Le pacte du savant et du diable, c’est la connaissance des mortels associée aux puissances impénétrables de l’univers : ensemble, elles totalisent magie blanche et magie noire, magie réelle et magie feinte, magie séculière et omnipotence divine. Dès lors, on ne s’étonne pas de retrouver, sur les affiches des spectacles, le portrait du magicien en docteur, affublé de son acolyte supra-terrestre sous la forme d’un homme vêtu de rouge et coiffé d’une plume de coq (un Méphistophélès d’Épinal), accompagné de ses adjuvants, des nuées de diablotins espiègles... De la deuxième moitié du XIXe siècle jusqu'aux années 1930, cette imagerie s’impose comme la représentation classique du magicien moderne, comme en témoignent les affiches de Thurston, Carter, Kellar, Blackstone, Dante, Maskelyne et Devant, Leroy-Talma-Bosco et tant d'autres.

1. Valentine Losseau, « Se jouer des esprits. Du rire de Robert-Houdin au rire des indiens Chulupi », in Demeter, dossier Du rite au jeu [en ligne], 2016.

2. Moine, savant, magicien et alchimiste, Albrecht von Bollstädt, dit Albert Le Grand, est né vers 1190 en Bavière et mort en 1280. Il eut entre autres pour élève Thomas d’Aquin. « Etiam nos ipsi sumus experti in magicis » (Bien plus, nous sommes experts en magie) écrit-il dans son De anima, I, 2, 6. 1254-1257 (Paris, Stock, p.32).

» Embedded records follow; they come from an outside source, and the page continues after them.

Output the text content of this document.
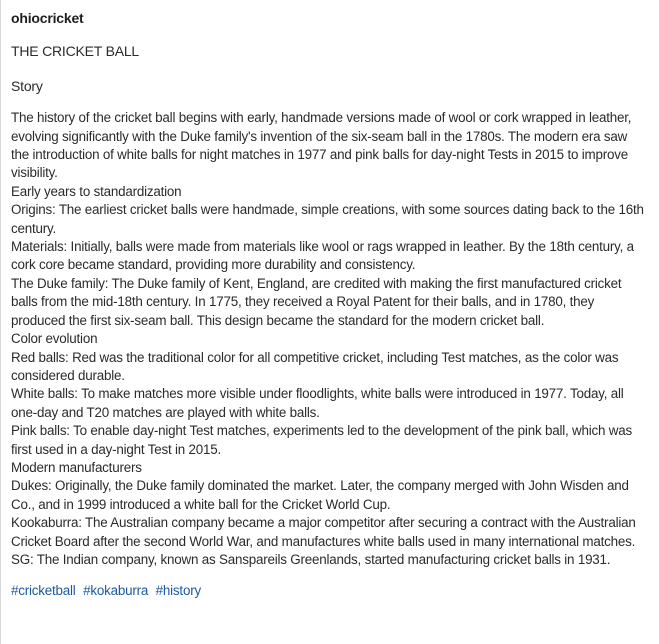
ohiocricket

THE CRICKET BALL

Story

The history of the cricket ball begins with early, handmade versions made of wool or cork wrapped in leather, evolving significantly with the Duke family's invention of the six-seam ball in the 1780s. The modern era saw the introduction of white balls for night matches in 1977 and pink balls for day-night Tests in 2015 to improve visibility.

Early years to standardization

Origins: The earliest cricket balls were handmade, simple creations, with some sources dating back to the 16th century.

Materials: Initially, balls were made from materials like wool or rags wrapped in leather. By the 18th century, a cork core became standard, providing more durability and consistency.

The Duke family: The Duke family of Kent, England, are credited with making the first manufactured cricket balls from the mid-18th century. In 1775, they received a Royal Patent for their balls, and in 1780, they produced the first six-seam ball. This design became the standard for the modern cricket ball.

Color evolution

Red balls: Red was the traditional color for all competitive cricket, including Test matches, as the color was considered durable.

White balls: To make matches more visible under floodlights, white balls were introduced in 1977. Today, all one-day and T20 matches are played with white balls.

Pink balls: To enable day-night Test matches, experiments led to the development of the pink ball, which was first used in a day-night Test in 2015.

Modern manufacturers

Dukes: Originally, the Duke family dominated the market. Later, the company merged with John Wisden and Co., and in 1999 introduced a white ball for the Cricket World Cup.

Kookaburra: The Australian company became a major competitor after securing a contract with the Australian Cricket Board after the second World War, and manufactures white balls used in many international matches.

SG: The Indian company, known as Sanspareils Greenlands, started manufacturing cricket balls in 1931.

#cricketball #kokaburra #history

Sa Minerve est décrite par Trithème.

3. E. Fétis, « Des Automates musiciens » dans le supplément littéraire du dimanche du Figaro du 13 juillet 1879.

4. Steve Ward, Billy Buttons, Pen & Sword Books Ltd, 2018, p. 46 à 48.

5. Alber, Les théâtres d'ombres chinoises, Paris, E. Mazo, 1896.

6. Mike Rendell, Astley’s Circus, 2013, p. 46.

7. Yves Chevaldonné, « "L'homme en morceaux, raccommodé" : de Félicien Trevey au Professor Trewey », in 1895 n° 36 [en ligne], 2002.

8. « Correspondances » de Charles Baudelaire dans Les Fleurs du Mal, Spleen et idéal IV, 1857.

9. Également magicienne Terri Rogers invente et développe des illusions, notamment pour David Copperfield ou Paul Daniel.